Cominciamo dal singolare titolo che le è stato riconosciuto. Come è andata?

Nemmeno io so bene come, forse per il mio impegno nel campo sociale, lavoro che mi consente di avere relazioni con molte donne, anche parlamentari italiane. Da alcune di loro mi fu suggerito di mandare il mio curriculum al Quirinale, e nel giugno scorso ho ricevuto questa onorificenza. La cosa mi ha fatto ovviamente piacere, e di questo ringrazio il presidente Ciampi, ma – ripeto – non mi sono montata la testa, anche perché continuo ad essere una donna immigrata come tante. Una delle tante immigrate a cui, tanto per rimanere in argomento, viene di fatto impedita la possibilità di avere la cittadinanza italiana, con tutto ciò che questo comporta nel campo dei diritti civili.
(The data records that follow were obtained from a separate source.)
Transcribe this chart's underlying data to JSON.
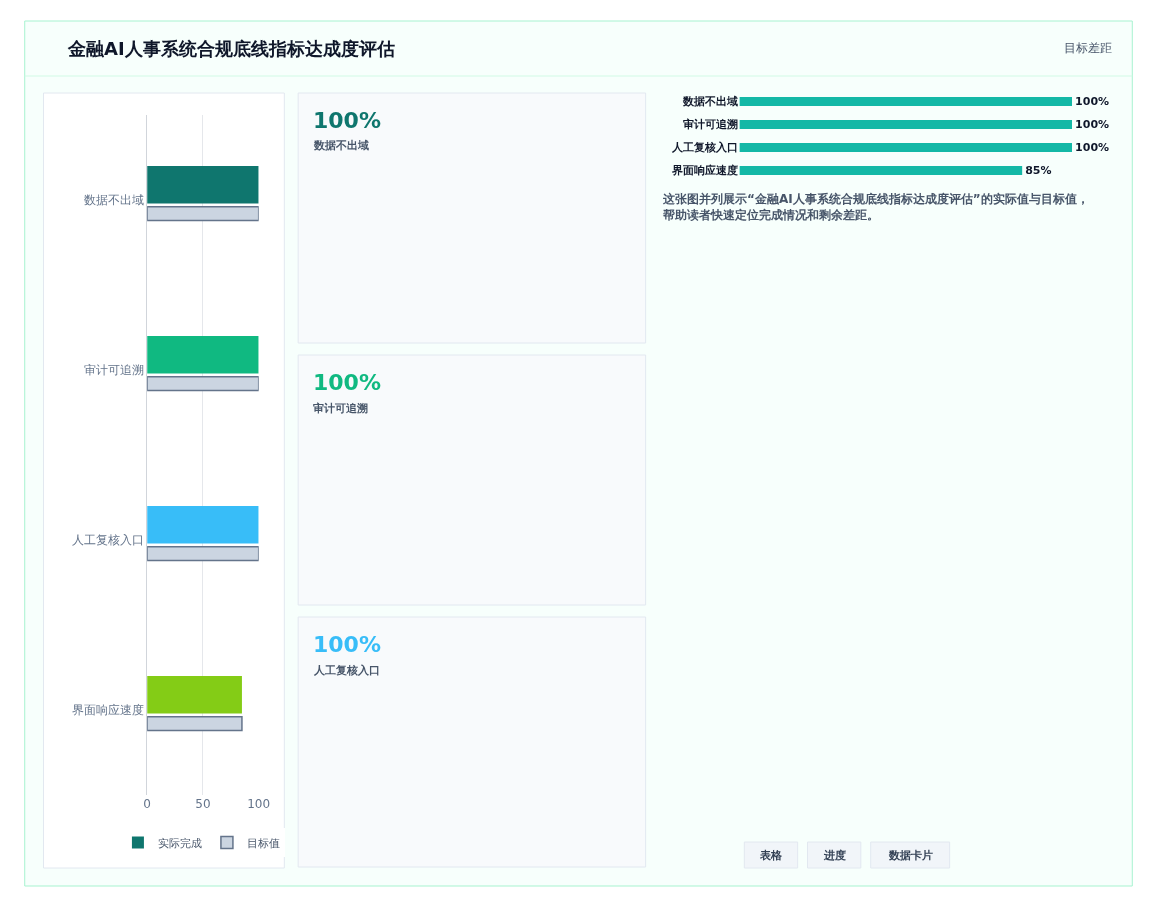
{
  "chart_data": [
    {
      "type": "bar",
      "orientation": "horizontal",
      "title": "金融AI人事系统合规底线指标达成度评估",
      "annotations": [
        "目标差距"
      ],
      "categories": [
        "数据不出域",
        "审计可追溯",
        "人工复核入口",
        "界面响应速度"
      ],
      "series": [
        {
          "name": "实际完成",
          "colors": [
            "#0f766e",
            "#10b981",
            "#38bdf8",
            "#84cc16"
          ],
          "values": [
            100,
            100,
            100,
            85
          ]
        },
        {
          "name": "目标值",
          "color": "#cbd5e1",
          "values": [
            100,
            100,
            100,
            85
          ]
        }
      ],
      "xlim": [
        0,
        100
      ],
      "xticks": [
        0,
        50,
        100
      ],
      "grid": "x",
      "legend": "bottom"
    },
    {
      "type": "other",
      "annotations": [
        "100%",
        "数据不出域",
        "100%",
        "审计可追溯",
        "100%",
        "人工复核入口"
      ],
      "colors": [
        "#0f766e",
        "#10b981",
        "#38bdf8"
      ]
    },
    {
      "type": "bar",
      "orientation": "horizontal",
      "categories": [
        "数据不出域",
        "审计可追溯",
        "人工复核入口",
        "界面响应速度"
      ],
      "values": [
        100,
        100,
        100,
        85
      ],
      "value_labels": [
        "100%",
        "100%",
        "100%",
        "85%"
      ],
      "color": "#14b8a6",
      "xlim": [
        0,
        100
      ],
      "tick_labels": "y"
    },
    {
      "type": "other",
      "annotations": [
        "这张图并列展示“金融AI人事系统合规底线指标达成度评估”的实际值与目标值，帮助读者快速定位完成情况和剩余差距。",
        "表格",
        "进度",
        "数据卡片"
      ]
    }
  ]
}
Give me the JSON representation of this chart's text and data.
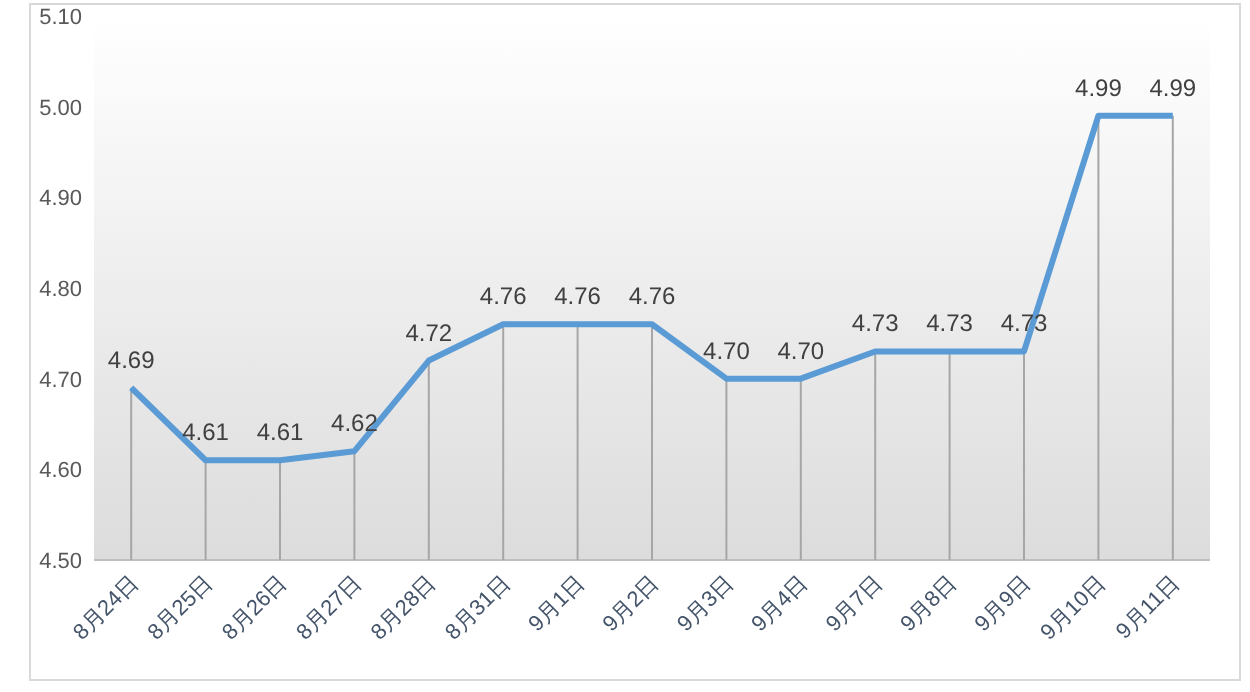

E perché non può ottenere questo status, se le leggi italiane lo prevedono?

Le leggi italiane sono piene di barriere per gli immigrati. Io, per esempio, vivo e lavoro in Italia da quasi 23 anni. Si può dire che ho vissuto più qui che nel mio paese. Eppure, anche se volessi, non potrei diventare cittadina italiana perché per farlo, oltre alla casa, dovrei avere un reddito fisso di oltre 20 milioni. Requisiti che io non ho. Ma questo, di fronte alle nuove norme previste dal disegno di legge del governo, è diventato un problema secondario.

La nuova legge non vi piace. Perché?

Perché tutto lo sforzo che abbiamo fatto in questi anni per l’integrazione viene azzerato di colpo. E’ vero che la legge 40 del ’98 ha istituito i Cpt (centri di permanenza temporanea per gli immigrati irregolari), sui quali ci sarebbe molto da dire, però perlomeno ha affrontato anche il problema dell’integrazione insieme alle associazioni degli stranieri. Il principio base della nuova normativa è invece l’esclusione. Alcuni articoli contengono una vera e propria cultura del rigetto nei confronti degli immigrati, spinti in una sorta di area di castigo.

Si spieghi meglio.

Prendiamo il cosiddetto contratto di soggiorno, che sostituisce l’attuale permesso di soggiorno: esso lega la presenza dell’immigrato al contratto lavorativo. Se lo perdi vai via, e non importa se risiedi in Italia da più di venti anni e hai la fedina penale pulitissima. Se passa questa norma, il dipendente straniero sarà sempre più vincolato al proprio datore di lavoro, non potrà rivendicare alcun diritto, e non lo farà perché di fronte alla sopravvivenza molti immigrati preferiscono stare zitti, subìre appunto il ricatto del licenziamento. Il principio che ispira la legge è: ti faccio restare finché ne ho bisogno. Siamo allo sfruttamento stabilito per legge, che considera l’immigrato non una persona bensì un oggetto di cui disporre a piacimento.

Si parla però anche di una possibile sanatoria per i clandestini.

Sì, ma è ispirata dallo stesso principio utilitaristico. E poi è una sanatoria che esclude. Perché regolarizzare le immigrate che fanno le colf e non anche lo straniero che fa il muratore o altri lavori? Questa è discriminazione.